Not that everything is ready, we put all the relevant code into a function that, when called, will return an environment.

def make_env():
    def _init():
        task = SimplePointingTask(gridsize=31, number_of_targets=8)
        unitcdgain = ConstantCDGain(1)

        action_state = State()
        action_state["action"] = discrete_array_element(low=-5, high=5)

        user = CarefulPointer(
            override_policy=(BasePolicy, {"action_state": action_state})
        )
        bundle = Bundle(task=task, user=user, assistant=unitcdgain)
        observation = bundle.reset(go_to=1)
        env = TrainGym(
            bundle,
            train_user=True,
            train_assistant=False,
        )

        modified_env = FlattenObservation(
            FilterObservation(env, ("task_state__position", "user_state__goal"))
        )
        modified_env = NormalizeActionWrapper(modified_env)

        return modified_env

    return _init

We are now ready to train the policy.
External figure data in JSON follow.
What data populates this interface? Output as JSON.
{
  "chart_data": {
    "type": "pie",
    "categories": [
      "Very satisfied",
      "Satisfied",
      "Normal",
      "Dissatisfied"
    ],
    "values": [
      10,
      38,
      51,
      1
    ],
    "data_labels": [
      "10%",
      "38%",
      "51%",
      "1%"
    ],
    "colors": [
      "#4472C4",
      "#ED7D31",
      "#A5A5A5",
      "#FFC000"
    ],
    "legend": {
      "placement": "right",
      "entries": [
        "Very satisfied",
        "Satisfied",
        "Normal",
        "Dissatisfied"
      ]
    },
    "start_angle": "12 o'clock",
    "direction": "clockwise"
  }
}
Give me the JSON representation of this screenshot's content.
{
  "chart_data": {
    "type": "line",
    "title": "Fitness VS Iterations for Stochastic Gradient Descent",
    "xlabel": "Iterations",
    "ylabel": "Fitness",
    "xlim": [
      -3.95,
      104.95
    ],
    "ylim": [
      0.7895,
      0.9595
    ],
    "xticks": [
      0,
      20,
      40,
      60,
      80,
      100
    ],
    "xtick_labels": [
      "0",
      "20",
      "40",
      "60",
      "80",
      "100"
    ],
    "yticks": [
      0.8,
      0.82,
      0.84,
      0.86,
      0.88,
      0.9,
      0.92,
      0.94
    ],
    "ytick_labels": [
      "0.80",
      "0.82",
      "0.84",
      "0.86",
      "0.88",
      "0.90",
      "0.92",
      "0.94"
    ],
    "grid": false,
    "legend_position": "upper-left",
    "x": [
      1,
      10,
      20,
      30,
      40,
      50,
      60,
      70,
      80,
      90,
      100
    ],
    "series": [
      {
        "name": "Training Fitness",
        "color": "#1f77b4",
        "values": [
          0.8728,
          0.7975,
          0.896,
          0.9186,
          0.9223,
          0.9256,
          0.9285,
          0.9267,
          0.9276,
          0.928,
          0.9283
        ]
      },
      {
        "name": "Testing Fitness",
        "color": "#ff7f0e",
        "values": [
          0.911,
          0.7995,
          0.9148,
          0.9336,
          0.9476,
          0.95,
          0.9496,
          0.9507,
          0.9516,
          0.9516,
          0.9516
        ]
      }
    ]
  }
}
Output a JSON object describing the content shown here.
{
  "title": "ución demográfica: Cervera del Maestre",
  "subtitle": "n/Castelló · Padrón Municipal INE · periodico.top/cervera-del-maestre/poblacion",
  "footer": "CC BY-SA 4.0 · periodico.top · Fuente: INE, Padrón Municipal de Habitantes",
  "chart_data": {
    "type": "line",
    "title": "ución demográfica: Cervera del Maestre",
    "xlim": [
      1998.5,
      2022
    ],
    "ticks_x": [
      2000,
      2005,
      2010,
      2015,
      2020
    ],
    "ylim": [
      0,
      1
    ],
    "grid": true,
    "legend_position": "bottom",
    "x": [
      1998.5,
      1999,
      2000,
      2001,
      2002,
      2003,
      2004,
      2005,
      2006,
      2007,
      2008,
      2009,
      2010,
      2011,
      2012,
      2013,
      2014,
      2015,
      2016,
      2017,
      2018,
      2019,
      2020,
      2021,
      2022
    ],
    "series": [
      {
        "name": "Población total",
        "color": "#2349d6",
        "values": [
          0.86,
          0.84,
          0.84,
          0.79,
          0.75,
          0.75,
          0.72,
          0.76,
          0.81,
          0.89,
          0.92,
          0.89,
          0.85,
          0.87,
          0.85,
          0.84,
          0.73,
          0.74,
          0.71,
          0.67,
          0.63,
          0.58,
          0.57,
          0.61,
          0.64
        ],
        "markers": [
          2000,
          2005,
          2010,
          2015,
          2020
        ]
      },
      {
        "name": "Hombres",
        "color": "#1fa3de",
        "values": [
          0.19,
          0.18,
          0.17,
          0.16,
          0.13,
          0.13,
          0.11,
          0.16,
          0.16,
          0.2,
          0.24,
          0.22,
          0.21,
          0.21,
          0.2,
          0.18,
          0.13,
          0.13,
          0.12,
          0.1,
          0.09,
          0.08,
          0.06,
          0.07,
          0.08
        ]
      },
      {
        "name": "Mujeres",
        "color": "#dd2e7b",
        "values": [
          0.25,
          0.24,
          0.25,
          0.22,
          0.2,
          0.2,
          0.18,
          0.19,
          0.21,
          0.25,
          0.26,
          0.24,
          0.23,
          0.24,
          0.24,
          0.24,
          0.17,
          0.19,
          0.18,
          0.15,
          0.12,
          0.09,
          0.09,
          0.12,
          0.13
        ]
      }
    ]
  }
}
Here, we use PPO with 4 vectorized environments:

if __name__ == "__main__":
    env = SubprocVecEnv([make_env() for i in range(4)])
    # to track rewards on tensorboard
    from stable_baselines3.common.vec_env import VecMonitor
    import os

    os.makedirs(".tmp", exist_ok=True)
    env = VecMonitor(env, filename=".tmp/log")
    model = PPO("MlpPolicy", env, verbose=1, tensorboard_log="./tb/")
    print("start training")
    model.learn(total_timesteps=1e6)
    model.save("saved_model")

A tensorboard excerpt shows that training is successful and rather quick, at 10 minutes of wall training time on a regular laptop.

Fig. 4 Average rewards per episode plotted against wall time. Less than 10 minutes are needed to train this simple policy.

Loading the Trained Policy in CoopIHC

To load the trained policy in CoopIHC, a special policy object called RLPolicy exists. It works by passing the agent’s observation as input to the trained neural net and gathers the output action.

model_path = "saved_model.zip"
learning_algorithm = "PPO"


class FilledFilterObservation(FilterObservation):
    def __init__(self, env):
        super().__init__(env, filter_keys=("position", "goal"))


wrappers = {
    "observation_wrappers": [FilledFilterObservation, FlattenObservation],
    "action_wrappers": [NormalizeActionWrapper],
}
library = "stable_baselines3"

trained_policy = RLPolicy(
    action_state, model_path, learning_algorithm, env, wrappers, library
)

The policy can be visualized, which confirms training was successful:

distance_to_goal = []
actions = []
for i in range(1000):
    bundle.reset(go_to=3)
    obs = bundle.user.observation
    distance_to_goal.append(
        obs["user_state"]["goal"][0] - obs["task_state"]["position"][0]
    )
    action, reward = trained_policy.sample(observation=obs)
    actions.append(action[0])

import matplotlib.pyplot as plt

fig = plt.figure()
ax = fig.add_subplot(111)
ax.plot(distance_to_goal, actions, "o", label="action")
ax.set_xlabel("algebraic distance to goal (steps)")
ax.set_ylabel("actions selected by the RLPolicy")
ax.legend()
plt.tight_layout()
# plt.show()

Fig. 5 Trained policy. As expected, the policy is the identity operator for the admissible actions, and otherwise it saturates at the edge admissible actions.

Finally, you can plug that policy back into the user and play with your bundle.

task = SimplePointingTask(gridsize=31, number_of_targets=8)
unitcdgain = ConstantCDGain(1)

user = CarefulPointer(override_policy=(trained_policy, {}))
bundle = Bundle(task=task, user=user, assistant=unitcdgain)

bundle.reset()
bundle.render("plotext")
while True:
    obs, rew, flag = bundle.step()
    bundle.render("plotext")
    if flag:
        break